A little less conversation, a little more action, please: Investigating the physical common-sense of LLMs in a 3D embodied environment
Matteo G. Mecattaf, Ben Slater, Marko Tešić, Jonathan Prunty, Konstantinos Voudouris, Lucy G. Cheke
TL;DR
This work introduces LLM-AAI, a framework for evaluating the physical common-sense reasoning of large language models by embedding them as agents within the Animal-AI 3D environment, enabling ecologically valid and directly comparable assessments against reinforcement learning agents and humans. By leveraging the Animal-AI Testbed Olympics and two prompting strategies, the authors show that state-of-the-art multimodal LLMs can solve a subset of simple tasks but generally underperform human children and top RL entrants on more complex tasks. The study demonstrates the feasibility and value of embodied evaluation for LLMs, discusses current limitations such as observation cadence and coarse control, and outlines concrete avenues for improvement including frame-by-frame control and memory-augmented planning. Overall, the paper argues that embodied, cognitively grounded testing enhances the predictability and reliability of LLMs in real-world physical reasoning and enables meaningful cross-species comparisons.
Abstract
As general-purpose tools, Large Language Models (LLMs) must often reason about everyday physical environments. In a question-and-answer capacity, understanding the interactions of physical objects may be necessary to give appropriate responses. Moreover, LLMs are increasingly used as reasoning engines in agentic systems, designing and controlling their action sequences. The vast majority of research has tackled this issue using static benchmarks, comprised of text or image-based questions about the physical world. However, these benchmarks do not capture the complexity and nuance of real-life physical processes. Here we advocate for a second, relatively unexplored, approach: 'embodying' the LLMs by granting them control of an agent within a 3D environment. We present the first embodied and cognitively meaningful evaluation of physical common-sense reasoning in LLMs. Our framework allows direct comparison of LLMs with other embodied agents, such as those based on Deep Reinforcement Learning, and human and non-human animals.
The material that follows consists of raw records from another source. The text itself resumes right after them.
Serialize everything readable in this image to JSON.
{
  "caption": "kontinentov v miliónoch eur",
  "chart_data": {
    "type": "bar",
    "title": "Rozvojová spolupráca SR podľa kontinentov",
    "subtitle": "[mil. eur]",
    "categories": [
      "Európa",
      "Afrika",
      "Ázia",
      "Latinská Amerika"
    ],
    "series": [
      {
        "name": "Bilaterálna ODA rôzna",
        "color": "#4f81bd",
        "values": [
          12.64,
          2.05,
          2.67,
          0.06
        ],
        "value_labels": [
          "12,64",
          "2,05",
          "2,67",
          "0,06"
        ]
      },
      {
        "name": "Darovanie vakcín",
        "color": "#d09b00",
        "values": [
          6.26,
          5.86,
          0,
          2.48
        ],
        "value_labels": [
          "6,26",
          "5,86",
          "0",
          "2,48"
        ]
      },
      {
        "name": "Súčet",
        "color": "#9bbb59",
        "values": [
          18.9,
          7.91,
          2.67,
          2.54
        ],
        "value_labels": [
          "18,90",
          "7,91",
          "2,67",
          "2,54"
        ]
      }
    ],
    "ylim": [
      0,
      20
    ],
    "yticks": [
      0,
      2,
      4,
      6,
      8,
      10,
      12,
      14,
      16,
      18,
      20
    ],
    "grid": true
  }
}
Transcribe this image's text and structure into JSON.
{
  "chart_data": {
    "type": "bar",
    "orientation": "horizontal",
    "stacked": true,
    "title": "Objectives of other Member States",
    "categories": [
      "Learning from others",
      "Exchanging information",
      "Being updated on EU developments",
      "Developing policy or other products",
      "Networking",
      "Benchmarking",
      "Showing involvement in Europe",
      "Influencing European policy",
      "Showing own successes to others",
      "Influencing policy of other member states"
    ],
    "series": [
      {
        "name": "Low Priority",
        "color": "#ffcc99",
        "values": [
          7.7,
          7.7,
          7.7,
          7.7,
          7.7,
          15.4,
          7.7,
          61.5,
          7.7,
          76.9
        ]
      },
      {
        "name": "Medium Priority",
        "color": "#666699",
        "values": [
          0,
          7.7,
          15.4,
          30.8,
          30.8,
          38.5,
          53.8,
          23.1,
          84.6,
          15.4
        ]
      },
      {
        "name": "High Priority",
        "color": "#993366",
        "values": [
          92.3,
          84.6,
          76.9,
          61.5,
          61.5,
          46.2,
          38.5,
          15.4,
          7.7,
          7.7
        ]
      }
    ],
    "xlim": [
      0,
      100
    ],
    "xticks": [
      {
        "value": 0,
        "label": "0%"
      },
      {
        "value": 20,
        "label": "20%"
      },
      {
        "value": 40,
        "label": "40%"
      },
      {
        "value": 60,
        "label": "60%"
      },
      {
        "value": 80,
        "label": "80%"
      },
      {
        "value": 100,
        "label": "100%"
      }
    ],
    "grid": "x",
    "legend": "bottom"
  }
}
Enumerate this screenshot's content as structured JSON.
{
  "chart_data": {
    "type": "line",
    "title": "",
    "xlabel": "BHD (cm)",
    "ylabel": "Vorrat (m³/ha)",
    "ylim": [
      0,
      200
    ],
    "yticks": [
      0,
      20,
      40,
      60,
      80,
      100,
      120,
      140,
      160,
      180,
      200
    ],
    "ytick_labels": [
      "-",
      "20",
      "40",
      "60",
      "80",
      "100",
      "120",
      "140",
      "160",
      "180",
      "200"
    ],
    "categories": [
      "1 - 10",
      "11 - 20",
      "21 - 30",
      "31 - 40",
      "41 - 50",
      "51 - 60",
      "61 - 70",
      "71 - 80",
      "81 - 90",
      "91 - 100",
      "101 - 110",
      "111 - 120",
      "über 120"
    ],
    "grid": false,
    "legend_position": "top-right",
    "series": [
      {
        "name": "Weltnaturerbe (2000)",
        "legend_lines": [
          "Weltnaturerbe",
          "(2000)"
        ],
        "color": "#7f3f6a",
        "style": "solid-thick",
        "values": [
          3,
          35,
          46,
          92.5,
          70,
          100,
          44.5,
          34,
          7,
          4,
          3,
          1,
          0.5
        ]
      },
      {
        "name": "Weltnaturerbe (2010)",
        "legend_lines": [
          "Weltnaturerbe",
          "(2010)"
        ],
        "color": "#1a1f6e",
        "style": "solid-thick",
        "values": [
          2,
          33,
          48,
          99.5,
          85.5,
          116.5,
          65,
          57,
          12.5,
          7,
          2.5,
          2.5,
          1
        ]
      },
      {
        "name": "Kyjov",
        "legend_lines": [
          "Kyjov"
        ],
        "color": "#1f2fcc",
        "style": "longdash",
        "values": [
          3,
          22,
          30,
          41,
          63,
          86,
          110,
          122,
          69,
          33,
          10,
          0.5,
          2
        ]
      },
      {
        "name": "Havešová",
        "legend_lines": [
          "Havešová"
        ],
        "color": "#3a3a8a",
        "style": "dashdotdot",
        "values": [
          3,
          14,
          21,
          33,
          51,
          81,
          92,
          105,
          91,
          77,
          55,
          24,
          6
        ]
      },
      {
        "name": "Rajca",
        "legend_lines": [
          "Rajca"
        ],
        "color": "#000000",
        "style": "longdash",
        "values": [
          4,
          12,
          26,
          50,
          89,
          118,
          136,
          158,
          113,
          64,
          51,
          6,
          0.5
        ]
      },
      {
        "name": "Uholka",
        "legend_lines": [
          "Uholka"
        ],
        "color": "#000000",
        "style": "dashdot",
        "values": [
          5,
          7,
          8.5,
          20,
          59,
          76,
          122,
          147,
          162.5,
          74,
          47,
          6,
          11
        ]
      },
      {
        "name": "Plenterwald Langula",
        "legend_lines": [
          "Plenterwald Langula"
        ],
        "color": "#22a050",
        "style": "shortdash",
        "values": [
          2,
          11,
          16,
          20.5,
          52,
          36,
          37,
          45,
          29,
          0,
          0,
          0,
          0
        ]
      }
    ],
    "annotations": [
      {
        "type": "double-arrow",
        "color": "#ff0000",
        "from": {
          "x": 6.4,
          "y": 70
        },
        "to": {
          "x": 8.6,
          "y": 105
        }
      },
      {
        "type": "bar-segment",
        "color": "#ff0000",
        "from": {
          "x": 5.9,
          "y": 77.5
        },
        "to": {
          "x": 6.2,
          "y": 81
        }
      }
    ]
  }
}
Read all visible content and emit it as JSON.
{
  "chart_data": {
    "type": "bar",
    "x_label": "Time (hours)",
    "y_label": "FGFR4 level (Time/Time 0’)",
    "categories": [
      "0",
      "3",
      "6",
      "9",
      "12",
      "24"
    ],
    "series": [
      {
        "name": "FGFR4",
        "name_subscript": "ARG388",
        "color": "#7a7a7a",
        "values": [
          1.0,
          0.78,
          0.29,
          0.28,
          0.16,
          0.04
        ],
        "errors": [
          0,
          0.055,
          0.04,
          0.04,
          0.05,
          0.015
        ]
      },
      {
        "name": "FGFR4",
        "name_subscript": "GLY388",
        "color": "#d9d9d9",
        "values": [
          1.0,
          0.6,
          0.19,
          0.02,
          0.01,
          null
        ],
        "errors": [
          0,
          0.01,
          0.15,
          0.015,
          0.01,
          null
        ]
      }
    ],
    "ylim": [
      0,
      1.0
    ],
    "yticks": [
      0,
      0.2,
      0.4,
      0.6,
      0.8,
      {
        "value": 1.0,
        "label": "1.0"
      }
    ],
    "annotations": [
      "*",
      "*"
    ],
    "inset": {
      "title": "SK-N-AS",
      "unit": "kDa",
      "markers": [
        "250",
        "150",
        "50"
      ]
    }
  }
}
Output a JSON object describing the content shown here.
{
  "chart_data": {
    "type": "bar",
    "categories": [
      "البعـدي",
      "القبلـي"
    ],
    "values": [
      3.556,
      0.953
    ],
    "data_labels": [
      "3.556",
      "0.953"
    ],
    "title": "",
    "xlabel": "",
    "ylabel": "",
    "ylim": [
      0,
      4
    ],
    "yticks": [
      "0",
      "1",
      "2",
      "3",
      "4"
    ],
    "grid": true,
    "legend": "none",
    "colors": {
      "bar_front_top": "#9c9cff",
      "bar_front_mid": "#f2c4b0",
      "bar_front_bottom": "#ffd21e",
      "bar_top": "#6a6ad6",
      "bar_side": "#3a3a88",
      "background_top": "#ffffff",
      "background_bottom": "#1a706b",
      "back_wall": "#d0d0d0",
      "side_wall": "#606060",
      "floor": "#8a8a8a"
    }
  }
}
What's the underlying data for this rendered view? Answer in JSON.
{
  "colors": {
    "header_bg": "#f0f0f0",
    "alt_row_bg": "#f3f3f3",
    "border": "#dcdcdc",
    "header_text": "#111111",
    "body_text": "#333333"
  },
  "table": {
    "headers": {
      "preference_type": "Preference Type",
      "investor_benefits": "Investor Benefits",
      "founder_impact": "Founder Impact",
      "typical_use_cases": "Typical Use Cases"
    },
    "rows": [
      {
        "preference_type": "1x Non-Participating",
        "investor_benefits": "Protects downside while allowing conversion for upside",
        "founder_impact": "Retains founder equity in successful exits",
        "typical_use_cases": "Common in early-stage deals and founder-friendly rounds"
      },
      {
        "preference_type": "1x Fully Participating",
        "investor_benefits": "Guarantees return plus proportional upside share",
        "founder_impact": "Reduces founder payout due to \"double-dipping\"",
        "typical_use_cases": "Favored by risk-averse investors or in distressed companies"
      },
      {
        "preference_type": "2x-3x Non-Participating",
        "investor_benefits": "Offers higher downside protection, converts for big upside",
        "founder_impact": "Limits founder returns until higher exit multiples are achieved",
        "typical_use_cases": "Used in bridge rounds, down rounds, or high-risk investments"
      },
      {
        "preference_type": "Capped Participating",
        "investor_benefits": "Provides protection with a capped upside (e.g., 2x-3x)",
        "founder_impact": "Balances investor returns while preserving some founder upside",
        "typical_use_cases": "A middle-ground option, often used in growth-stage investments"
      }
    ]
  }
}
We employ the Animal-AI (AAI) environment, a simulated 3D virtual laboratory, to study physical common-sense reasoning in LLMs. For this, we use the AAI Testbed, a suite of experiments that replicate laboratory studies with non-human animals, to study physical reasoning capabilities including distance estimation, tracking out-of-sight objects, and tool use. We demonstrate that state-of-the-art multi-modal models with no finetuning can complete this style of task, allowing meaningful comparison to the entrants of the 2019 Animal-AI Olympics competition and to human children. Our results show that LLMs are currently outperformed by human children on these tasks. We argue that this approach allows the study of physical reasoning using ecologically valid experiments drawn directly from cognitive science, improving the predictability and reliability of LLMs.